Punjab’s cultural heritage Bureaucratic wrangling delays documentation

Talking to Daily Times, sources alleged that a government official, who had recently got the documentation of Naqaar Khana done by University of Engineering and Technology (UET) students for Rs 25,000, had proposed to the authorities that UET students would document more than the 1,000 unprotected cultural monuments in the Punjab for only Rs 15 million.

Sources claimed that certain senior Planning and Development Department (P&D) officials had objected to the proposal and had insisted on experts carrying out the documentation. Sources alleged that the senior P&D officials wanted the appointment of a project director and the purchase of several vehicles and high tech cameras for the project. Sources said the projected cost of the project that the P&D officials wanted to start, including having a separate building for the documentation process, would cost about Rs 80 million and not Rs 15 million.

Sources alleged the government official presented the documentation of Naqaar Khana to the authorities concerned and had said that hiring UET students for the project could save a lot of money, but the authorities concerned refused his proposal.

The wrangling over the project’s budget had delayed the documentation of monuments in the Punjab, sources claimed, adding that a PC- II of the project was currently lying with the P&D for approval.

Important cultural monuments and other heritage paraphernalia of the Punjab have not been listed since 1985. The issue was re-addressed in August 2005 when Oriya Jan Maqbool, a bureaucrat and columnist, took over PAD as director general (DG). After his appointment, PAD took over Lahore Fort and Shalimar Gardens, considered one under world heritage monuments.

Maqbool took the initiative and started the process of documenting non-protected buildings. PAD has 244 protected monuments in the Punjab while more than 1,000 are still unprotected.

Sources claimed that Maqbool, after Waliullah Khan, was the t honest DG PAD had ever had and that he was pursuing corrupt PAD officials.

Sources alleged that the Rs 80 million project would involve National College of Arts students, who along with PAD officials and a project head, would document buildings in Lahore and other Punjab districts. Sources claimed the PC-II would be approved by the end of February.

PC II: Punjab is a repository of a rich heritage spread over its 34 districts. However, a database on tangible heritage has not been developed yet. This heritage includes archaeological sites, monuments, urban historic centres as well as important heritage buildings in rural areas.

The Directorate General of Archaeology does not have data available on historic urban centres including the several walled cities of the province. Although the Punjab government enacted the Punjab Special Premises Ordinance 1985, only a few heritage buildings in Lahore were declared “Special Premises”. No further listing was done nor was a strategy to protect Punjab’s heritage prepared.

Therefore, a large number of monuments/sites/urban/historical buildings remain unprotected and undetected.
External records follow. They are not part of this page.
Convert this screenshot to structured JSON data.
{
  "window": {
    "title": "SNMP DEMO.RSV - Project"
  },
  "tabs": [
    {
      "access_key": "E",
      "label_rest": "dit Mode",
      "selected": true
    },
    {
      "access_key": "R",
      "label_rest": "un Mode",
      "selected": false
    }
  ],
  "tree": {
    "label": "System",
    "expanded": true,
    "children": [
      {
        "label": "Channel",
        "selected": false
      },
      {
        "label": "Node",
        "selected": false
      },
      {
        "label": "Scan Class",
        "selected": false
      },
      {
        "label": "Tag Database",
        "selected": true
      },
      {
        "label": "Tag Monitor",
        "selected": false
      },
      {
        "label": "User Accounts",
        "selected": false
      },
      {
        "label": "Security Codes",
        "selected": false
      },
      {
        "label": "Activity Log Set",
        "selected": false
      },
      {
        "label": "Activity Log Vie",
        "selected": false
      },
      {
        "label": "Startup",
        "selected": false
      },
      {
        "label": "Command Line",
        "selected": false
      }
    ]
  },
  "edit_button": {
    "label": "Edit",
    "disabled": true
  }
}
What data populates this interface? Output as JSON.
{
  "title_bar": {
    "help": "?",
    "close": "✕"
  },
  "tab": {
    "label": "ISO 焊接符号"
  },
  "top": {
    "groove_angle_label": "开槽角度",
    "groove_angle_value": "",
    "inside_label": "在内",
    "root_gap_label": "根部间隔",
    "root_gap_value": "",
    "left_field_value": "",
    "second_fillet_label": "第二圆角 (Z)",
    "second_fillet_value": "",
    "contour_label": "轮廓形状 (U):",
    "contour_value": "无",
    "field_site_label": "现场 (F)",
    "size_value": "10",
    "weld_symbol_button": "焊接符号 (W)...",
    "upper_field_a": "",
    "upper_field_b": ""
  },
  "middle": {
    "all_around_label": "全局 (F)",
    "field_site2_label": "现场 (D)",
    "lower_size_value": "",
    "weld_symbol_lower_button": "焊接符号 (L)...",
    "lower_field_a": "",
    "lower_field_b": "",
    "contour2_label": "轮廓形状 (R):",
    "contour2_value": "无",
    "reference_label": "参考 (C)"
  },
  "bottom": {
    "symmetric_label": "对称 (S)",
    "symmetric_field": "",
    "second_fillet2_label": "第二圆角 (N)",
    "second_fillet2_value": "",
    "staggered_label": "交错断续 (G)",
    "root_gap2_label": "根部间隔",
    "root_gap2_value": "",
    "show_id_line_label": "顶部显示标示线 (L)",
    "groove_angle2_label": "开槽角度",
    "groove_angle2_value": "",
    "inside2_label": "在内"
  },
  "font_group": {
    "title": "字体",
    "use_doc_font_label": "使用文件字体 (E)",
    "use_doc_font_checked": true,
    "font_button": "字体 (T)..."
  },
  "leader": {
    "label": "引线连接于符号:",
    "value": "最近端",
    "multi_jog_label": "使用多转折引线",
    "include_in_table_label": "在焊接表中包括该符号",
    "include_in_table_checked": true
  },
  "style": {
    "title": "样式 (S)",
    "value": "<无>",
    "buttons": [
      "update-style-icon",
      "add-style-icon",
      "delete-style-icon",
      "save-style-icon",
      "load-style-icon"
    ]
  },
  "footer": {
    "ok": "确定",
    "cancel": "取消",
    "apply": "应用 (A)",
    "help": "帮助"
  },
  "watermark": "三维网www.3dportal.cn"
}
Due to public ignorance and commercialisation, Punjab’s heritage is at risk and rapidly disappearing. The monuments/sites/urban/historical buildings need to be documented first so that they can be identified and categorised as unprotected.

To safeguard Punjab’s heritage, the PAD DG has proposed starting a phased project that includes preparing the inventory and cataloguing tangible heritage through a Project Management Unit under his control. The inventory will be disseminated through publication, developed for each urban historic centre and other monuments/sites in each district as well as a computerized database.

This will be followed in the subsequent stages with detailed documentation of selected premises including a condition survey first and measures and conservation plan with costs.

The foret responsibility of the Directorate General of Archaeology is to make a thorough survey of the entire Punjab province, enlist all existing archaeological sites and monuments with a purpose to ascertain the archaeological and cultural wealth of the Punjab.

A strategy for the conservation and environmental improvement will also be undertaken in subsequent phases. The PAD DG will create a repository of data on Punjab’s heritage and build its own capacity by setting up a documentation centre, a library and research cell and trained personnel.

The systematic survey of Punjab’s archaeological wealth will provide data to put important monuments on protected lists and to drop priority schemes for their conservation and preservation. The publication of the results of the project will project and propagate Punjab’s culture, history, art and architecture in Pakistan and abroad. New discoveries will promote the tourism industry. Information collected will also be available to all government educational and research institutions. This will generate further searches and create awareness on the importance of cultural heritage.